Data from: Oxidation of linoleic and palmitic acid in pre-hibernating and hibernating common noctule bats revealed by 13C breath testing
Weise, Elisabeth; Voigt, Christian C. (2017), Data from: Oxidation of linoleic and palmitic acid in pre-hibernating and hibernating common noctule bats revealed by 13C breath testing, Dryad, Dataset, https://doi.org/10.5061/dryad.hr744
Mammals fuel hibernation by oxidizing saturated and unsaturated fatty acids from triacylglycerols in adipocytes, yet the relative importance of these two categories as an oxidative fuel may change during hibernation. We studied the selective use of fatty acids as an oxidative fuel in noctule bats (Nyctalus noctula). Pre-hibernating noctule bats that were fed 13C-enriched linoleic acid (LA) showed 12 times higher tracer oxidation rates compared to conspecifics fed 13C-enriched palmitic acid (PA). After this experiment, we supplemented the diet of bats with the same fatty acids on 5 subsequent days to enrich their fat depots with the respective tracer. We then compared the excess 13C enrichment (APE) in breath of bats for torpor and arousal events during early and late hibernation. We observed higher APE values in breath of bats fed 13C-enriched LA than in bats fed 13C-enriched PA for both states, torpor and arousal, and also for both periods.
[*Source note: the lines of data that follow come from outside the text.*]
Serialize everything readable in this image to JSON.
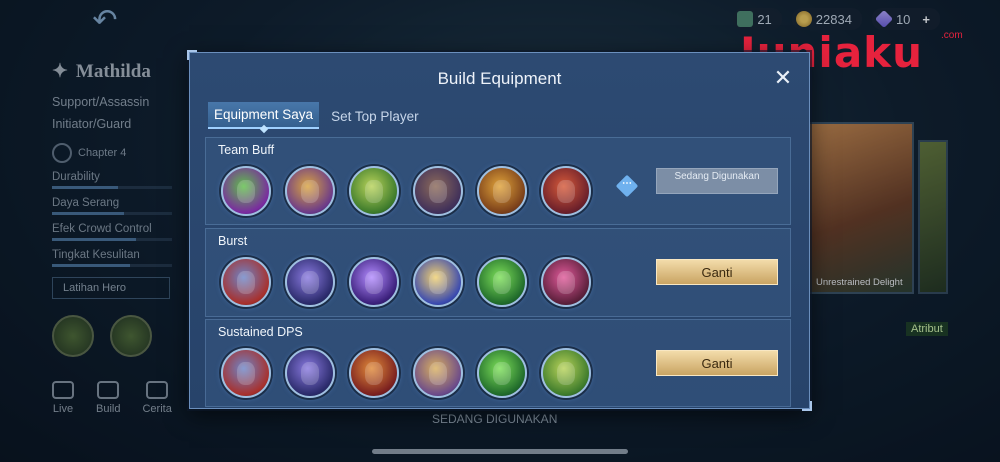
{
  "background": {
    "hero": {
      "name": "Mathilda",
      "roles": [
        "Support/Assassin",
        "Initiator/Guard"
      ],
      "chapter": "Chapter 4",
      "stats": [
        {
          "label": "Durability",
          "level": 0.55
        },
        {
          "label": "Daya Serang",
          "level": 0.6
        },
        {
          "label": "Efek Crowd Control",
          "level": 0.7
        },
        {
          "label": "Tingkat Kesulitan",
          "level": 0.65
        }
      ],
      "latihan_label": "Latihan Hero"
    },
    "resources": [
      {
        "icon": "ticket-icon",
        "value": "21"
      },
      {
        "icon": "coin-icon",
        "value": "22834"
      },
      {
        "icon": "diamond-icon",
        "value": "10"
      }
    ],
    "bottom_nav": [
      "Live",
      "Build",
      "Cerita"
    ],
    "skin_name": "Unrestrained Delight",
    "atribut_label": "Atribut",
    "sedang_digunakan_label": "SEDANG DIGUNAKAN",
    "watermark": "Juniaku",
    "watermark_suffix": ".com"
  },
  "modal": {
    "title": "Build Equipment",
    "tabs": [
      "Equipment Saya",
      "Set Top Player"
    ],
    "sections": [
      {
        "title": "Team Buff",
        "action": "Sedang Digunakan",
        "items": [
          {
            "icon": "boots-item-icon",
            "colors": [
              "#5fbf4a",
              "#7a2aa0"
            ]
          },
          {
            "icon": "shield-item-icon",
            "colors": [
              "#d9a441",
              "#6b3a8a"
            ]
          },
          {
            "icon": "lantern-item-icon",
            "colors": [
              "#b8d35a",
              "#3c7a2b"
            ]
          },
          {
            "icon": "helmet-item-icon",
            "colors": [
              "#8c6a5a",
              "#40305a"
            ]
          },
          {
            "icon": "guard-item-icon",
            "colors": [
              "#e0a33a",
              "#7a3f1a"
            ]
          },
          {
            "icon": "armor-item-icon",
            "colors": [
              "#d65a3a",
              "#6a1f2a"
            ]
          }
        ]
      },
      {
        "title": "Burst",
        "action": "Ganti",
        "items": [
          {
            "icon": "book-item-icon",
            "colors": [
              "#6e86c8",
              "#a8302c"
            ]
          },
          {
            "icon": "magic-boots-item-icon",
            "colors": [
              "#8a7ae0",
              "#2a2a6a"
            ]
          },
          {
            "icon": "crossed-wands-item-icon",
            "colors": [
              "#b38cff",
              "#3a1f7a"
            ]
          },
          {
            "icon": "wand-item-icon",
            "colors": [
              "#f0d070",
              "#3a4ab0"
            ]
          },
          {
            "icon": "crystal-item-icon",
            "colors": [
              "#7ee05a",
              "#1f6a2a"
            ]
          },
          {
            "icon": "scythe-item-icon",
            "colors": [
              "#e05a9a",
              "#5a1f3a"
            ]
          }
        ]
      },
      {
        "title": "Sustained DPS",
        "action": "Ganti",
        "items": [
          {
            "icon": "book-item-icon",
            "colors": [
              "#6e86c8",
              "#a8302c"
            ]
          },
          {
            "icon": "magic-boots-item-icon",
            "colors": [
              "#8a7ae0",
              "#2a2a6a"
            ]
          },
          {
            "icon": "lightning-item-icon",
            "colors": [
              "#e08a3a",
              "#7a1f1f"
            ]
          },
          {
            "icon": "shield-item-icon",
            "colors": [
              "#d9b060",
              "#6b4a8a"
            ]
          },
          {
            "icon": "crystal-item-icon",
            "colors": [
              "#7ee05a",
              "#1f6a2a"
            ]
          },
          {
            "icon": "lantern-item-icon",
            "colors": [
              "#b8d35a",
              "#3c7a2b"
            ]
          }
        ]
      }
    ]
  }
}
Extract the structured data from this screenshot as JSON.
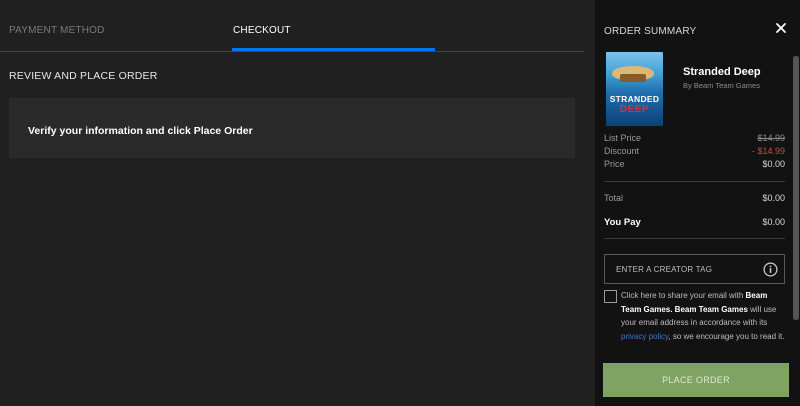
{
  "tabs": {
    "payment_method": "PAYMENT METHOD",
    "checkout": "CHECKOUT",
    "active": "checkout"
  },
  "review": {
    "heading": "REVIEW AND PLACE ORDER",
    "verify_text": "Verify your information and click Place Order"
  },
  "summary": {
    "title": "ORDER SUMMARY",
    "close_icon": "close-icon",
    "product": {
      "cover_word_1": "STRANDED",
      "cover_word_2": "DEEP",
      "name": "Stranded Deep",
      "developer": "By Beam Team Games"
    },
    "rows": {
      "list_price_label": "List Price",
      "list_price_value": "$14.99",
      "discount_label": "Discount",
      "discount_value": "- $14.99",
      "price_label": "Price",
      "price_value": "$0.00",
      "total_label": "Total",
      "total_value": "$0.00",
      "you_pay_label": "You Pay",
      "you_pay_value": "$0.00"
    },
    "creator_tag": {
      "placeholder": "ENTER A CREATOR TAG",
      "icon": "info-icon"
    },
    "consent": {
      "part1": "Click here to share your email with",
      "company_1": "Beam Team Games",
      "separator": ". ",
      "company_2": "Beam Team Games",
      "part2": " will use your email address in accordance with its ",
      "link": "privacy policy",
      "part3": ", so we encourage you to read it."
    },
    "place_order_label": "PLACE ORDER"
  },
  "colors": {
    "accent": "#0078f2",
    "place_order": "#7fa362",
    "discount": "#c0504a",
    "background_main": "#202020",
    "background_summary": "#121212"
  }
}
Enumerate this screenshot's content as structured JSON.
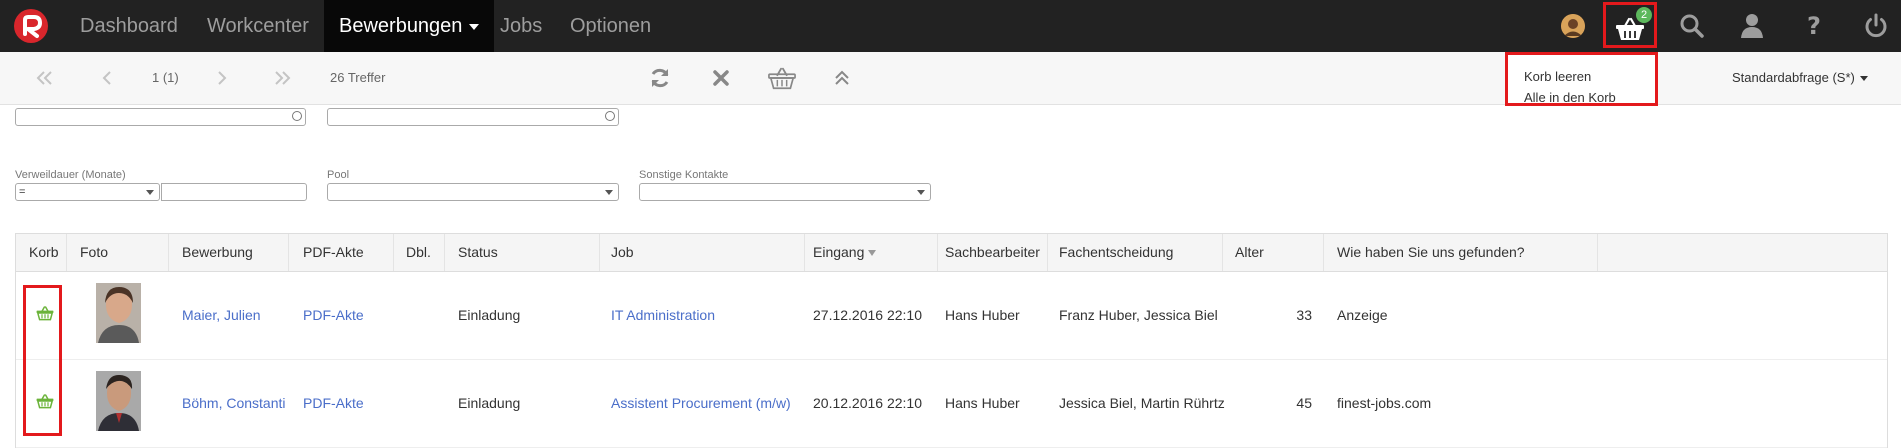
{
  "nav": {
    "items": [
      {
        "label": "Dashboard"
      },
      {
        "label": "Workcenter"
      },
      {
        "label": "Bewerbungen"
      },
      {
        "label": "Jobs"
      },
      {
        "label": "Optionen"
      }
    ],
    "basket_count": "2"
  },
  "toolbar": {
    "page_indicator": "1 (1)",
    "hits": "26 Treffer",
    "query_select": "Standardabfrage (S*)"
  },
  "basket_menu": {
    "items": [
      "Korb leeren",
      "Alle in den Korb"
    ]
  },
  "filters": {
    "verweildauer_label": "Verweildauer (Monate)",
    "verweildauer_operator": "=",
    "pool_label": "Pool",
    "contacts_label": "Sonstige Kontakte"
  },
  "table": {
    "headers": [
      "Korb",
      "Foto",
      "Bewerbung",
      "PDF-Akte",
      "Dbl.",
      "Status",
      "Job",
      "Eingang",
      "Sachbearbeiter",
      "Fachentscheidung",
      "Alter",
      "Wie haben Sie uns gefunden?"
    ],
    "rows": [
      {
        "name": "Maier, Julien",
        "pdf": "PDF-Akte",
        "status": "Einladung",
        "job": "IT Administration",
        "eingang": "27.12.2016 22:10",
        "sachbearbeiter": "Hans Huber",
        "fachentscheidung": "Franz Huber, Jessica Biel",
        "alter": "33",
        "quelle": "Anzeige"
      },
      {
        "name": "Böhm, Constantin",
        "pdf": "PDF-Akte",
        "status": "Einladung",
        "job": "Assistent Procurement (m/w)",
        "eingang": "20.12.2016 22:10",
        "sachbearbeiter": "Hans Huber",
        "fachentscheidung": "Jessica Biel, Martin Rührtz",
        "alter": "45",
        "quelle": "finest-jobs.com"
      }
    ]
  },
  "colors": {
    "navbar": "#222222",
    "highlight": "#e3191c",
    "link": "#4a6ec9",
    "basket_green": "#6bb33a",
    "badge_green": "#5cb85c"
  }
}
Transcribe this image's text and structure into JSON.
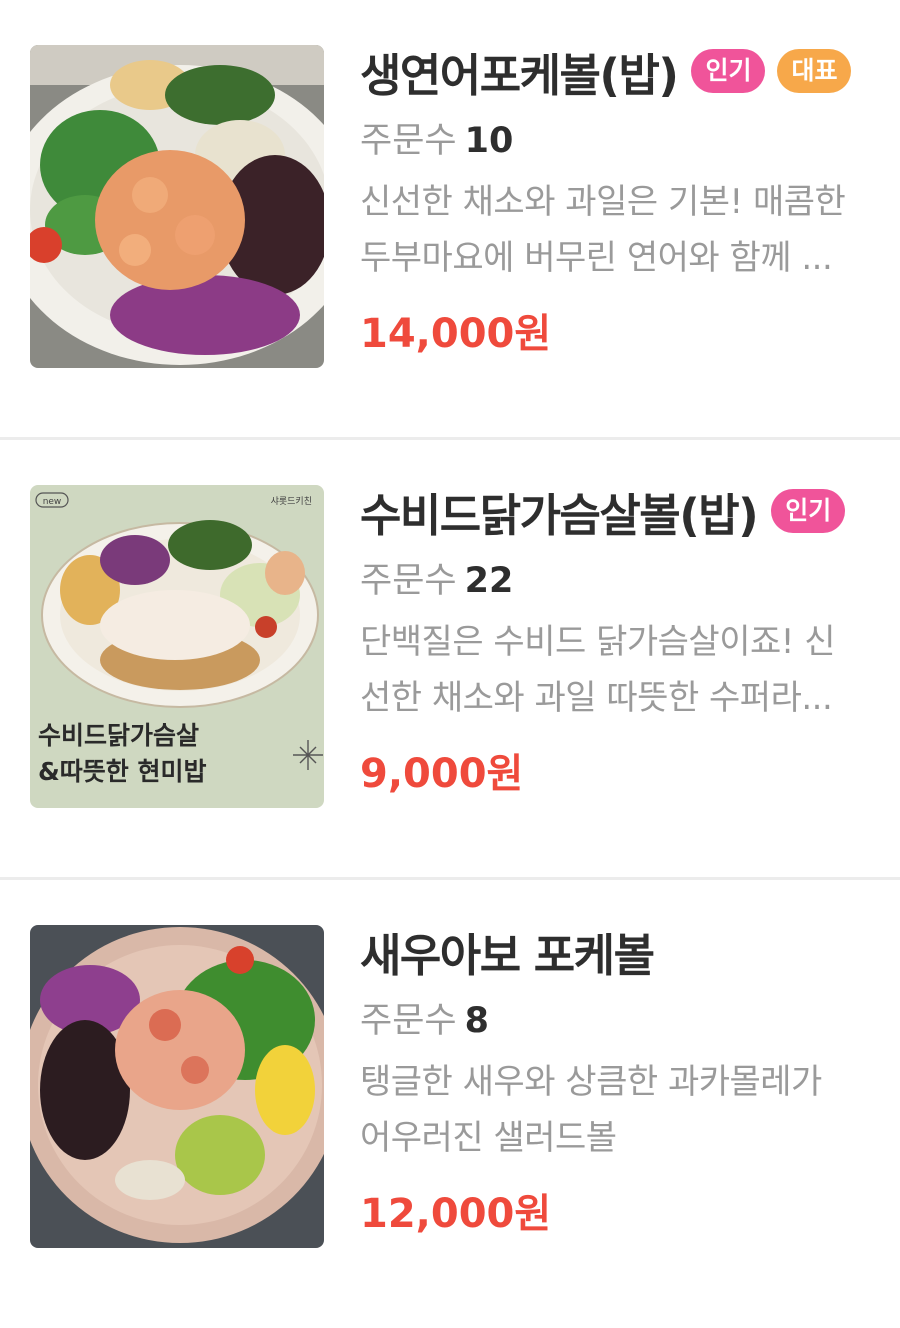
{
  "items": [
    {
      "name": "생연어포케볼(밥)",
      "badges": [
        "인기",
        "대표"
      ],
      "orders_label": "주문수",
      "orders": "10",
      "desc_line1": "신선한 채소와 과일은 기본! 매콤한",
      "desc_line2": "두부마요에 버무린 연어와 함께 ...",
      "price": "14,000원"
    },
    {
      "name": "수비드닭가슴살볼(밥)",
      "badges": [
        "인기"
      ],
      "orders_label": "주문수",
      "orders": "22",
      "desc_line1": "단백질은 수비드 닭가슴살이죠! 신",
      "desc_line2": "선한 채소와 과일 따뜻한 수퍼라...",
      "price": "9,000원",
      "image_text": {
        "tag": "new",
        "brand": "샤롯드키친",
        "line1": "수비드닭가슴살",
        "line2": "&따뜻한 현미밥"
      }
    },
    {
      "name": "새우아보 포케볼",
      "badges": [],
      "orders_label": "주문수",
      "orders": "8",
      "desc_line1": "탱글한 새우와 상큼한 과카몰레가",
      "desc_line2": "어우러진 샐러드볼",
      "price": "12,000원"
    }
  ],
  "colors": {
    "price": "#ef4a3c",
    "badge_popular": "#f0549a",
    "badge_representative": "#f7a84a"
  }
}
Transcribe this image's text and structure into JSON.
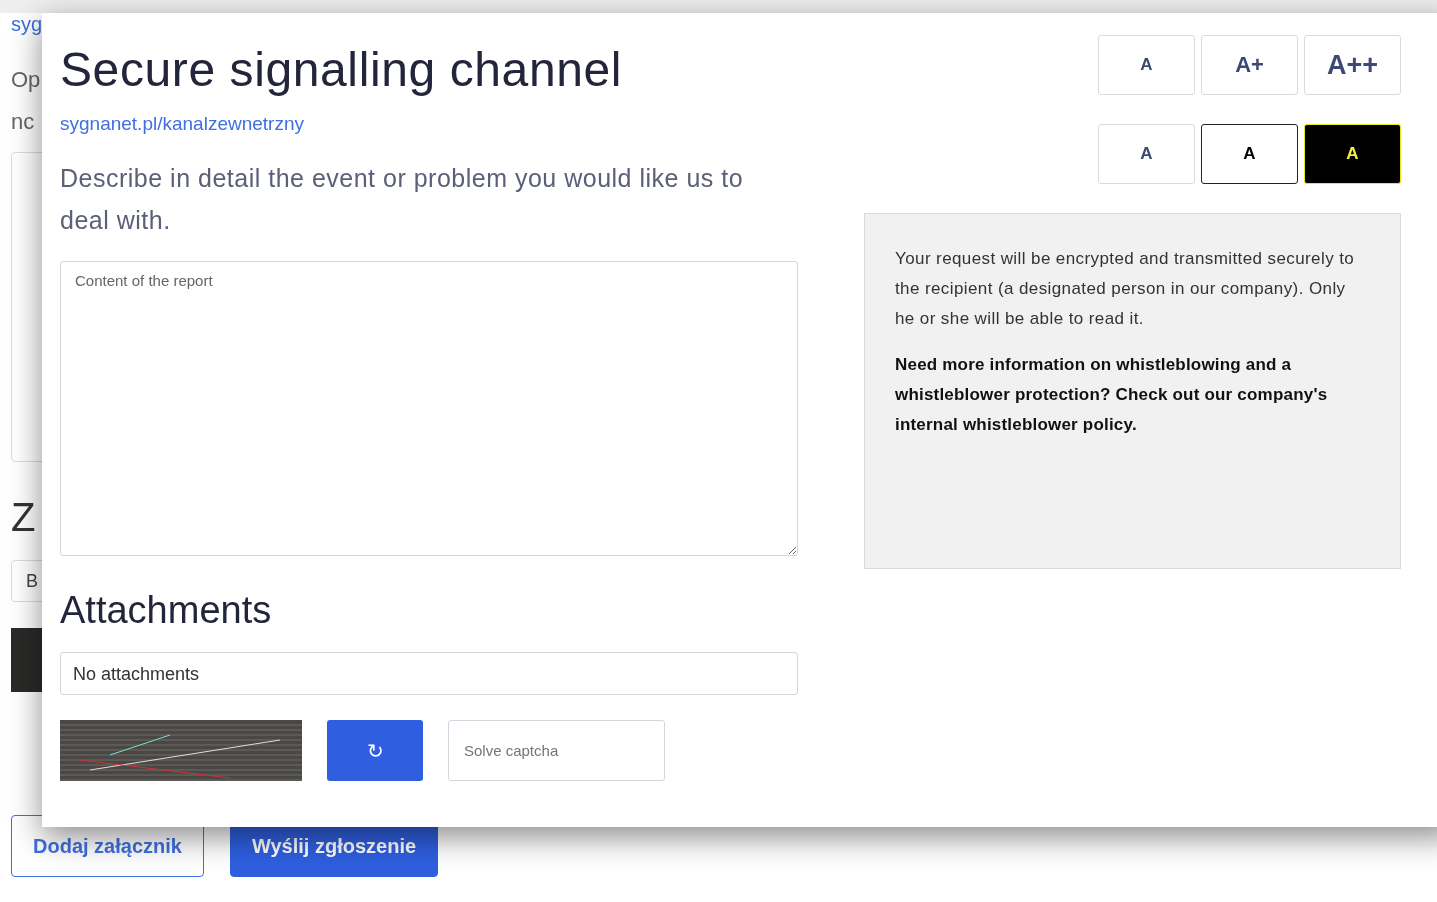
{
  "background": {
    "link": "syg",
    "text_lines": [
      "Op",
      "nc"
    ],
    "heading": "Z",
    "field_value": "B",
    "buttons": [
      {
        "label": "Dodaj załącznik",
        "kind": "outline"
      },
      {
        "label": "Wyślij zgłoszenie",
        "kind": "primary"
      }
    ]
  },
  "modal": {
    "title": "Secure signalling channel",
    "link": "sygnanet.pl/kanalzewnetrzny",
    "description": "Describe in detail the event or problem you would like us to deal with.",
    "report_field": {
      "placeholder": "Content of the report"
    },
    "font_size_buttons": [
      {
        "label": "A",
        "kind": "normal"
      },
      {
        "label": "A+",
        "kind": "large"
      },
      {
        "label": "A++",
        "kind": "larger"
      }
    ],
    "contrast_buttons": [
      {
        "label": "A",
        "kind": "default"
      },
      {
        "label": "A",
        "kind": "black-on-white"
      },
      {
        "label": "A",
        "kind": "yellow-on-black"
      }
    ],
    "info": {
      "text": "Your request will be encrypted and transmitted securely to the recipient (a designated person in our company). Only he or she will be able to read it.",
      "note": "Need more information on whistleblowing and a whistleblower protection? Check out our company's internal whistleblower policy."
    },
    "attachments": {
      "heading": "Attachments",
      "value": "No attachments"
    },
    "captcha": {
      "refresh_label": "↻",
      "placeholder": "Solve captcha"
    }
  }
}
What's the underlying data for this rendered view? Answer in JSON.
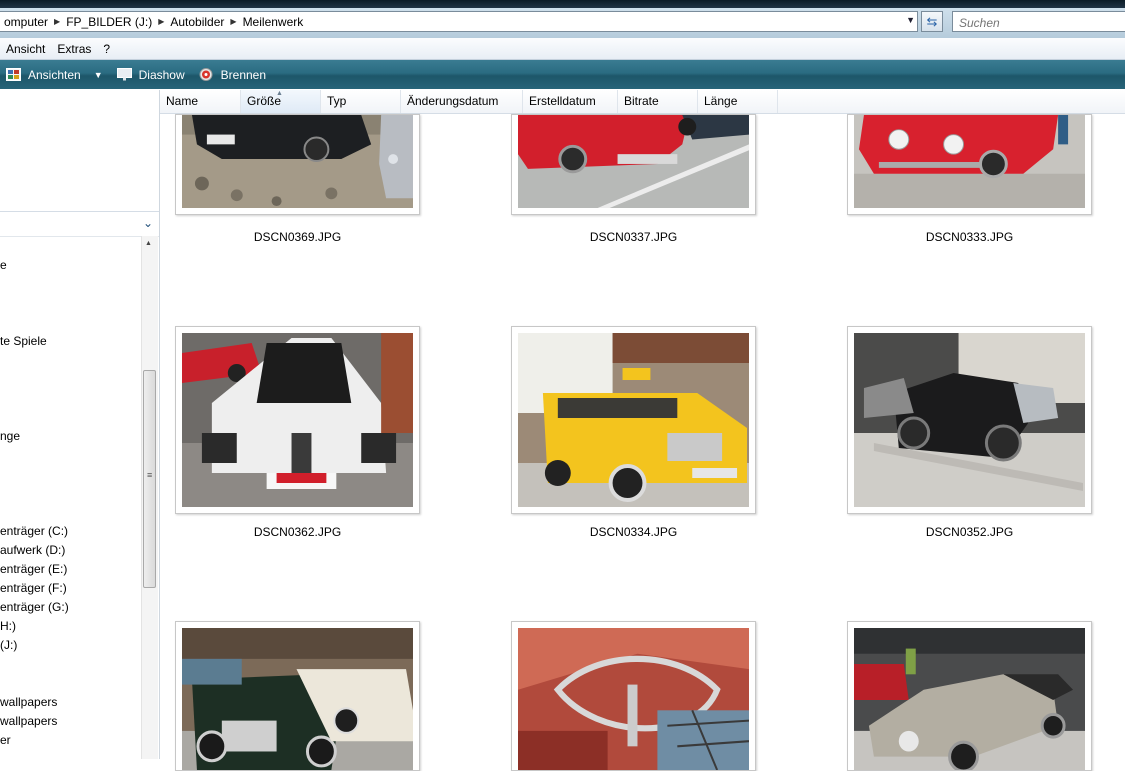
{
  "breadcrumb": [
    "omputer",
    "FP_BILDER (J:)",
    "Autobilder",
    "Meilenwerk"
  ],
  "search": {
    "placeholder": "Suchen"
  },
  "menu": [
    "Ansicht",
    "Extras",
    "?"
  ],
  "toolbar": {
    "views": "Ansichten",
    "slideshow": "Diashow",
    "burn": "Brennen"
  },
  "columns": [
    "Name",
    "Größe",
    "Typ",
    "Änderungsdatum",
    "Erstelldatum",
    "Bitrate",
    "Länge"
  ],
  "nav": {
    "items": [
      "e",
      "te Spiele",
      "nge",
      "enträger (C:)",
      "aufwerk (D:)",
      "enträger (E:)",
      "enträger (F:)",
      "enträger (G:)",
      "H:)",
      "(J:)",
      "wallpapers",
      "wallpapers",
      "er"
    ]
  },
  "files": [
    {
      "name": "DSCN0369.JPG"
    },
    {
      "name": "DSCN0337.JPG"
    },
    {
      "name": "DSCN0333.JPG"
    },
    {
      "name": "DSCN0362.JPG"
    },
    {
      "name": "DSCN0334.JPG"
    },
    {
      "name": "DSCN0352.JPG"
    },
    {
      "name": ""
    },
    {
      "name": ""
    },
    {
      "name": ""
    }
  ],
  "colors": {
    "toolbar": "#2a6b81",
    "accent": "#1f4e79"
  }
}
Thus, hibernating bats oxidized selectively endogenous LA instead of PA, most likely because of faster transportation rates of PUFA compared with SFA. We did not observe changes in APE values in the breath of torpid animals between early and late hibernation. Skin temperature of torpid animals increased by 0.7oC between early and late hibernation in bats fed PA, whereas it decreased by -0.8oC in bats fed LA, highlighting that endogenous LA may fulfil two functions when available in excess: serving as an oxidative fuel and supporting cell membrane functionality.